I'm afraid that's a bigger issue than we can solve for Python 1.6.
We're committed to by and large backwards compatibility while
supporting Unicode -- the backwards compatibility with tons of
extension module (many 3rd party) requires that we deal with 8-bit
strings in basically the same way as we did before.
> > The moral of all this? 8-bit strings are not going away.
>
> If that is a statement of your long term vision, then I think that it is
> very unfortunate. Treating string literals as if they were isomorphic
> with byte arrays was probably the right thing in 1991 but it won't be in
> 2005.
I think you're a tad too optimistic about the evolution speed of
software (Windows 2000 *still* has to support DOS programs), but I see
your point. As I stated in another message, in Python 3000 we'll have
to consider a more Java-esque solution: *character* strings are
Unicode, and for bytes we have (mutable!) byte arras. Certainly 8-bit
bytes as the smallest storage unit aren't going away.
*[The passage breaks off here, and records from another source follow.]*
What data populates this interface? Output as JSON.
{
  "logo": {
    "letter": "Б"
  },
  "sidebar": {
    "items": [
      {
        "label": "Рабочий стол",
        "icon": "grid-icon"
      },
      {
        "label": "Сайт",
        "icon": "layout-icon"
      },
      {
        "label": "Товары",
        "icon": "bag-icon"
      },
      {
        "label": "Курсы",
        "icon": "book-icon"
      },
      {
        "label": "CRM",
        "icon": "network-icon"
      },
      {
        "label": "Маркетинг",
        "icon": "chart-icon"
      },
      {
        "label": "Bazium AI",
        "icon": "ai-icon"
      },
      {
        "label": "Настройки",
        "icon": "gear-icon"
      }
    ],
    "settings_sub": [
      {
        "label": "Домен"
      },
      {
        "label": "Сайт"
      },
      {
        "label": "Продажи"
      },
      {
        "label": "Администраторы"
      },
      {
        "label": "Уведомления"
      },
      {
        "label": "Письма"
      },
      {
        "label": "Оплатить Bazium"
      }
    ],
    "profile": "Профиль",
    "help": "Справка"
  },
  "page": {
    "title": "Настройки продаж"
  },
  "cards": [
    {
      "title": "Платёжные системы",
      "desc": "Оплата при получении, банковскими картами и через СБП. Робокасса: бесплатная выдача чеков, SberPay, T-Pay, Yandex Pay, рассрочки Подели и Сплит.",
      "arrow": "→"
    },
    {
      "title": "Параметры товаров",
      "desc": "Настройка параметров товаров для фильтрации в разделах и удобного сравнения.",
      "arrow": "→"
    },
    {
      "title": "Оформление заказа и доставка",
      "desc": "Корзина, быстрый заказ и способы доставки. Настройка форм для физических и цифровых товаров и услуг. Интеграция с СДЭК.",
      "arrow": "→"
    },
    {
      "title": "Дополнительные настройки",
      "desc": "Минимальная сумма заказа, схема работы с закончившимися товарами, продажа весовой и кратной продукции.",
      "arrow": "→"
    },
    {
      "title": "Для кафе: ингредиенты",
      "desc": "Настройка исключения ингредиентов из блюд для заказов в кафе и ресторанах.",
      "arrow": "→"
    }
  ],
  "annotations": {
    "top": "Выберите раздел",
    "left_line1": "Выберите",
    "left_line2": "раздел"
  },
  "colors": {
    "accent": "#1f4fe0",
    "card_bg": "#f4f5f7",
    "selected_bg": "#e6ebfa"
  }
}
> It doesn't meet the definition of string used in the Unicode spec., nor
> in XML, nor in Java, nor at the W3C nor in most other up and coming
> specifications.
OK, so that's a good indication of where you're coming from. Maybe
you should spend a little more time in the trenches and a little less
in standards bodies. Standards are good, but sometimes disconnected
from reality (remember ISO networking? :-).
> From the W3C site:
>
> ""While ISO-2022-JP is not sufficient for every ISO10646 document, it is
> the case that ISO10646 is a sufficient document character set for any
> entity encoded with ISO-2022-JP.""
And this is exactly why encodings will remain important: entities
encoded in ISO-2022-JP have no compelling reason to be recoded
permanently into ISO10646, and there are lots of forces that make it
convenient to keep it encoded in ISO-2022-JP (like existing tools).
> http://www.w3.org/MarkUp/html-spec/charset-harmful.html
I know that document well.
--Guido van Rossum (home page: http://www.python.org/~guido/)